Quand le film se termine, je l’accompagne jusqu’à la sortie. L’après-midi touche à sa fin, mais il n’est pas encore l’heure que le soleil se couche.
— T’as envie de faire quelque chose ? Demande-t-elle distraitement alors qu’on rejoint le parking. Aller au centre-commercial ?
Aussitôt, je pense à Lista.
— Il faut que soit franc, dis-je avant de me dégonfler.
Elle s’arrête, et me regarde avec un léger haussement des sourcils.
— Je crois que je suis amoureux de… d’une autre.
Son sourire me surprend.
— T’inquiète pas, rigole-t-elle, je sais.
— Comment ?
— Audra m’a parlé de la façon dont tu regardes Lista quand tu es avec elle. T’inquiète pas, je crois qu’elle est la seule à l’avoir remarqué. Et puis, j’ai pas arrêté de t’envoyer des signes toute la journée, tu as répondu à presque aucun d’entre eux. Tu n’arrêtes pas de détourner le regard.
Je baisse les yeux, ce qui la fait rire alors qu’elle relève ma tête d’une pression sous le menton.
— Je t’aime bien, Joshua. T’es un chouette garçon. Mais je peux pas t’obliger à m’aimer.
— C’est ça le problème, dis-je d’une voix hésitante. Je crois…
— D’accord, me coupe-t-elle en souriant franchement. Tu m’aimes bien. Et Lista est déjà en couple. Je comprends ce que tu peux avoir dans la tête. Mais tu peux hésiter entre deux filles. Et moi je vais t’attendre.
— C’est honnête de ta part, je fais remarquer.
J’ai un semblant de sourire. Elle ne semble pas bouleversée, ni prendre mal la nouvelle.
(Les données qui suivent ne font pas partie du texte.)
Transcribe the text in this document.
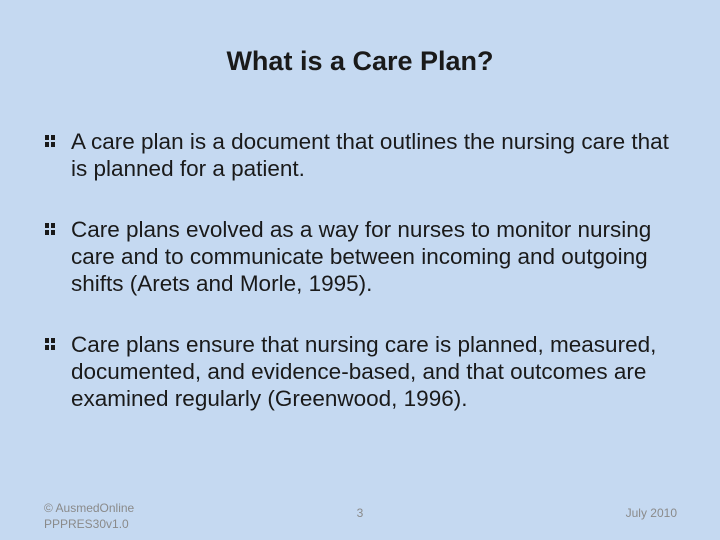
What is a Care Plan?
A care plan is a document that outlines the nursing care that is planned for a patient.
Care plans evolved as a way for nurses to monitor nursing care and to communicate between incoming and outgoing shifts (Arets and Morle, 1995).
Care plans ensure that nursing care is planned, measured, documented, and evidence-based, and that outcomes are examined regularly (Greenwood, 1996).
© AusmedOnline
PPPRES30v1.0
3	July 2010
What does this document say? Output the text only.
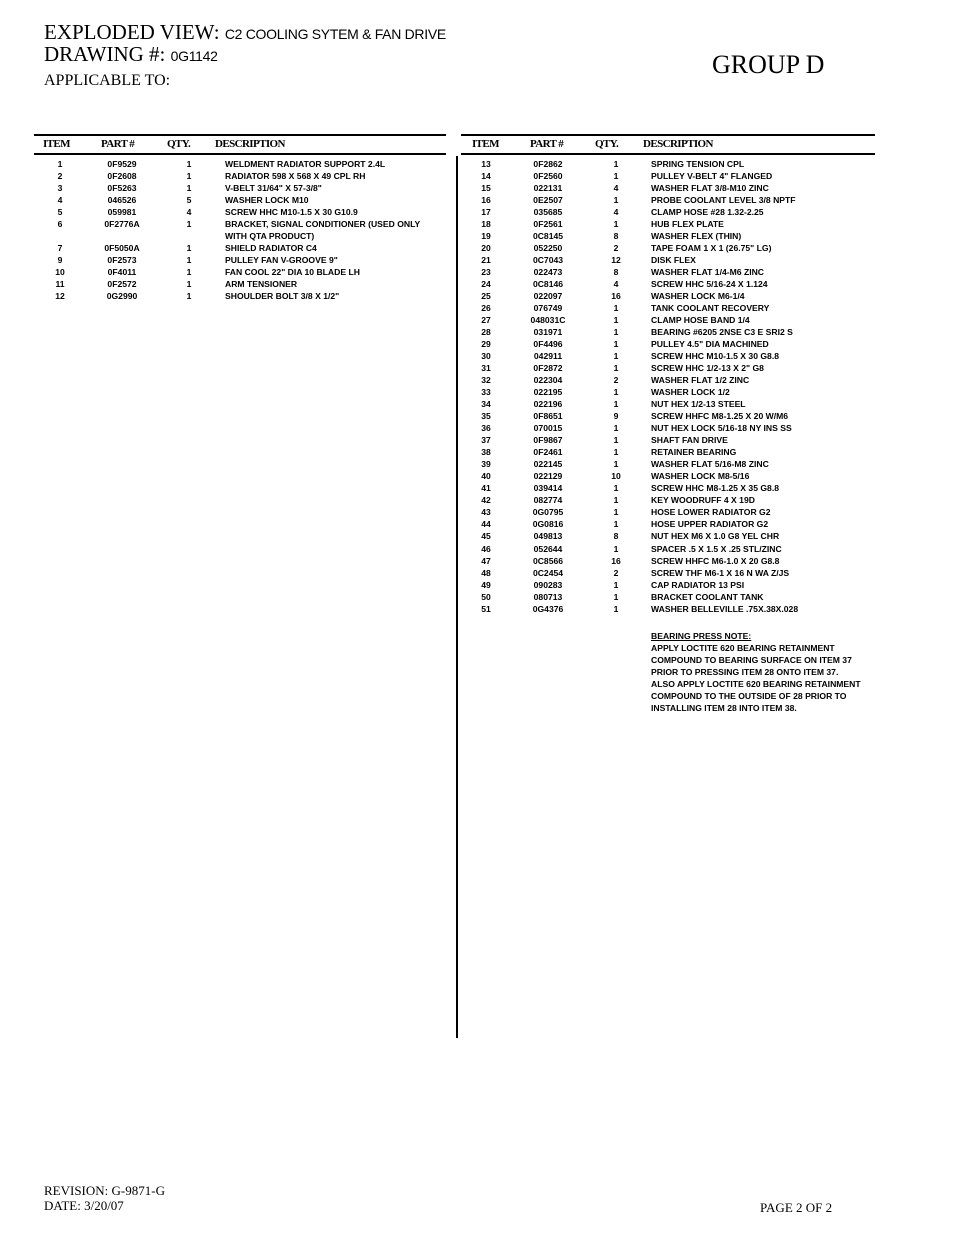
EXPLODED VIEW: C2 COOLING SYTEM & FAN DRIVE
DRAWING #: 0G1142
APPLICABLE TO:
GROUP D
ITEM	PART #	QTY. DESCRIPTION
1	0F9529	1	WELDMENT RADIATOR SUPPORT 2.4L
2	0F2608	1	RADIATOR 598 X 568 X 49 CPL RH
3	0F5263	1	V-BELT 31/64" X 57-3/8"
4	046526	5	WASHER LOCK M10
5	059981	4	SCREW HHC M10-1.5 X 30 G10.9
6	0F2776A	1	BRACKET, SIGNAL CONDITIONER (USED ONLY
WITH QTA PRODUCT)
7	0F5050A	1	SHIELD RADIATOR C4
9	0F2573	1	PULLEY FAN V-GROOVE 9"
10	0F4011	1	FAN COOL 22" DIA 10 BLADE LH
11	0F2572	1	ARM TENSIONER
12	0G2990	1	SHOULDER BOLT 3/8 X 1/2"
ITEM	PART #	QTY. DESCRIPTION
13	0F2862	1	SPRING TENSION CPL
14	0F2560	1	PULLEY V-BELT 4" FLANGED
15	022131	4	WASHER FLAT 3/8-M10 ZINC
16	0E2507	1	PROBE COOLANT LEVEL 3/8 NPTF
17	035685	4	CLAMP HOSE #28 1.32-2.25
18	0F2561	1	HUB FLEX PLATE
19	0C8145	8	WASHER FLEX (THIN)
20	052250	2	TAPE FOAM 1 X 1 (26.75" LG)
21	0C7043	12	DISK FLEX
23	022473	8	WASHER FLAT 1/4-M6 ZINC
24	0C8146	4	SCREW HHC 5/16-24 X 1.124
25	022097	16	WASHER LOCK M6-1/4
26	076749	1	TANK COOLANT RECOVERY
27	048031C	1	CLAMP HOSE BAND 1/4
28	031971	1	BEARING #6205 2NSE C3 E SRI2 S
29	0F4496	1	PULLEY 4.5" DIA MACHINED
30	042911	1	SCREW HHC M10-1.5 X 30 G8.8
31	0F2872	1	SCREW HHC 1/2-13 X 2" G8
32	022304	2	WASHER FLAT 1/2 ZINC
33	022195	1	WASHER LOCK 1/2
34	022196	1	NUT HEX 1/2-13 STEEL
35	0F8651	9	SCREW HHFC M8-1.25 X 20 W/M6
36	070015	1	NUT HEX LOCK 5/16-18 NY INS SS
37	0F9867	1	SHAFT FAN DRIVE
38	0F2461	1	RETAINER BEARING
39	022145	1	WASHER FLAT 5/16-M8 ZINC
40	022129	10	WASHER LOCK M8-5/16
41	039414	1	SCREW HHC M8-1.25 X 35 G8.8
42	082774	1	KEY WOODRUFF 4 X 19D
43	0G0795	1	HOSE LOWER RADIATOR G2
44	0G0816	1	HOSE UPPER RADIATOR G2
45	049813	8	NUT HEX M6 X 1.0 G8 YEL CHR
46	052644	1	SPACER .5 X 1.5 X .25 STL/ZINC
47	0C8566	16	SCREW HHFC M6-1.0 X 20 G8.8
48	0C2454	2	SCREW THF M6-1 X 16 N WA Z/JS
49	090283	1	CAP RADIATOR 13 PSI
50	080713	1	BRACKET COOLANT TANK
51	0G4376	1	WASHER BELLEVILLE .75X.38X.028
BEARING PRESS NOTE:
APPLY LOCTITE 620 BEARING RETAINMENT
COMPOUND TO BEARING SURFACE ON ITEM 37
PRIOR TO PRESSING ITEM 28 ONTO ITEM 37.
ALSO APPLY LOCTITE 620 BEARING RETAINMENT
COMPOUND TO THE OUTSIDE OF 28 PRIOR TO
INSTALLING ITEM 28 INTO ITEM 38.
REVISION: G-9871-G
DATE: 3/20/07	PAGE 2 OF 2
Elle a l’air à la fois navrée et contente, ce qui me laisse un peu pantois.
— J’ai déjà eu une relation compliquée, dit-elle en reprenant notre marche. Je dis pas que je suis devenu une fille super sage, et que je comprends tout mais, à choisir, je préfère abandonner maintenant que m’engager avec toi si tu n’es pas sûr. Je me sens bien avec toi, et toi tu te sens bien avec moi. C’est ce qu’on peut attendre chez un ami, sans que ça aille forcément plus loin.
Elle s’arrête, et pose les mains sur mes épaules.
— Si jamais on devait aller plus loin, un jour, on pourra essayer. Mais je veux pas me prendre la tête, et c’est clairement ce que tu es en train de faire depuis qu’on s’est retrouvé aujourd’hui. Alors on va profiter du temps qu’on a ensemble, juste en amis. Et on va voir par la suite.
Je pousse un soupir de soulagement. Soudain, j’ai l’impression d’avoir une fenêtre ouverte sur un monde plus lumineux. Après tout ce temps à réfléchir sur la situation avec Lista, ou Jérémy, ou Flynn, ou que sais-je… Savoir que Alice me comprend, qu’elle n’attend pas plus de moi, ça me libère d’un poids.
— Ça me convient.
— C’est cool, dit-elle en souriant. Alors on va au centre-commercial ? J’ai envie d’un donut.
J’éclate de rire et je la suis dans les rues du centre-ville. On se tient la main, mais je sais ce que ça veut dire et, comme elle me le conseille, j’arrête de me prendre la tête.